O trecho faz parte da emocionante canção “Paciencia y Fe”, onde Abuela Claudia relembra sua dura trajetória da periferia cubana até Nova York quando ainda criança, no ano de 1943. Dificuldades com o idioma, subempregos e condições de moradia precárias são citados pela personagem enquanto reflete sobre a “conquista” do sonho americano que herdou de sua mãe. Todos esses aspectos ainda ilustram a realidade de inúmeros imigrantes dos dias atuais.


Conquista de espaços e luta contra o preconceito


Outra personagem com arco narrativo de destaque é Nina (Leslie Grace). A jovem é a primeira da comunidade a ir para a faculdade, por isso é vista com muita admiração. Sua inteligência e esforço a levam a cursar Direito em Stanford, uma das mais prestigiosas universidades dos Estados Unidos, mas ela esconde de sua comunidade todo o preconceito que enfrenta em um ambiente elitista.
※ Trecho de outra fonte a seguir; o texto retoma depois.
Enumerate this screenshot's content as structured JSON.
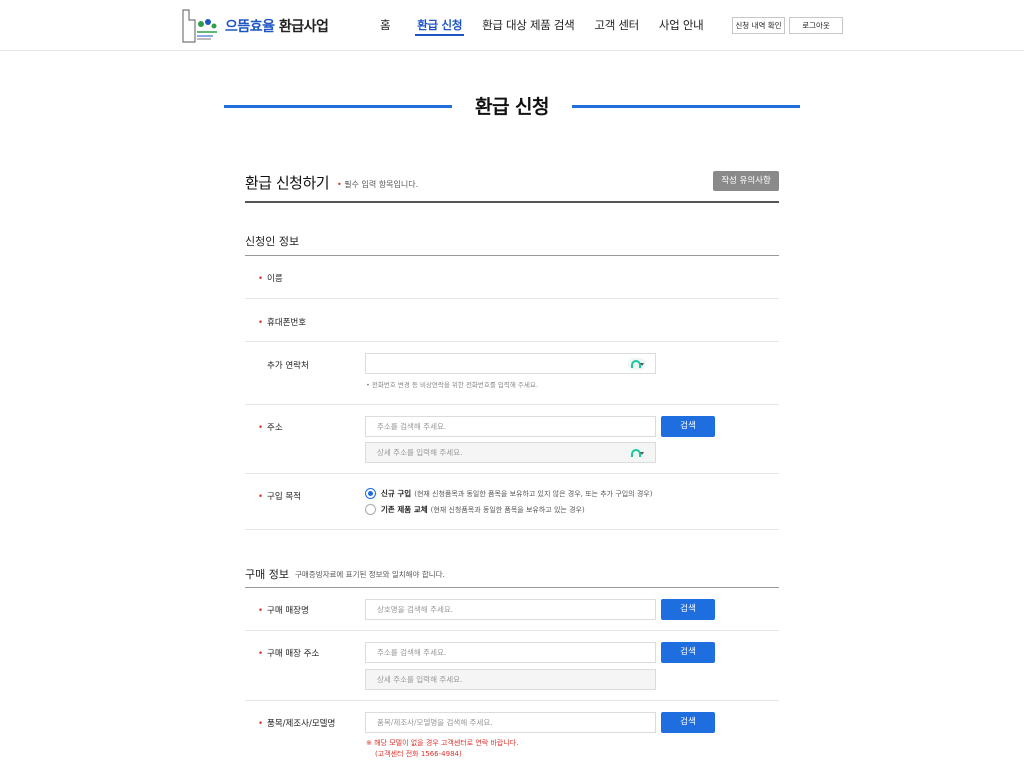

Quando retorna ao bairro onde cresceu, ela está decidida a abandonar seus estudos e um importante detalhe é que sua aparência está “adequada” ao local onde vivia: cabelos alisados e roupas de tons escuros e neutros mascaram sua identidade afro-latina.

Ao longo do filme, Nina retorna às suas origens e o espectador pode acompanhar sua transformação. Por meio de todos os personagens e suas histórias, a principal lição que o filme nos traz é de que com “paciência e fé”, sempre se pode recomeçar, continuar e enfrentar todos os desafios. Além disso, são ressaltadas a importância do senso de comunidade e da valorização de suas raízes.


A mudança visual de Nina (Leslie Grace) em seu reencontro com sua identidade

"Em um Bairro em Nova York" agradou a crítica especializada, atingindo 96% de aprovação no Rotten Tomatoes. Em contraste, a superprodução musical arrecadou US$ 4.20 milhões em seu último final de semana de exibição nos Estados Unidos. O filme teve uma bilheteria total de US$ 19.66 milhões na América do Norte, quantidade menor que o esperado. Mesmo com lucros abaixo da expectativa, a grandiosidade do filme é inegável e certamente servirá de referência quando se trata de representação latina em Hollywood.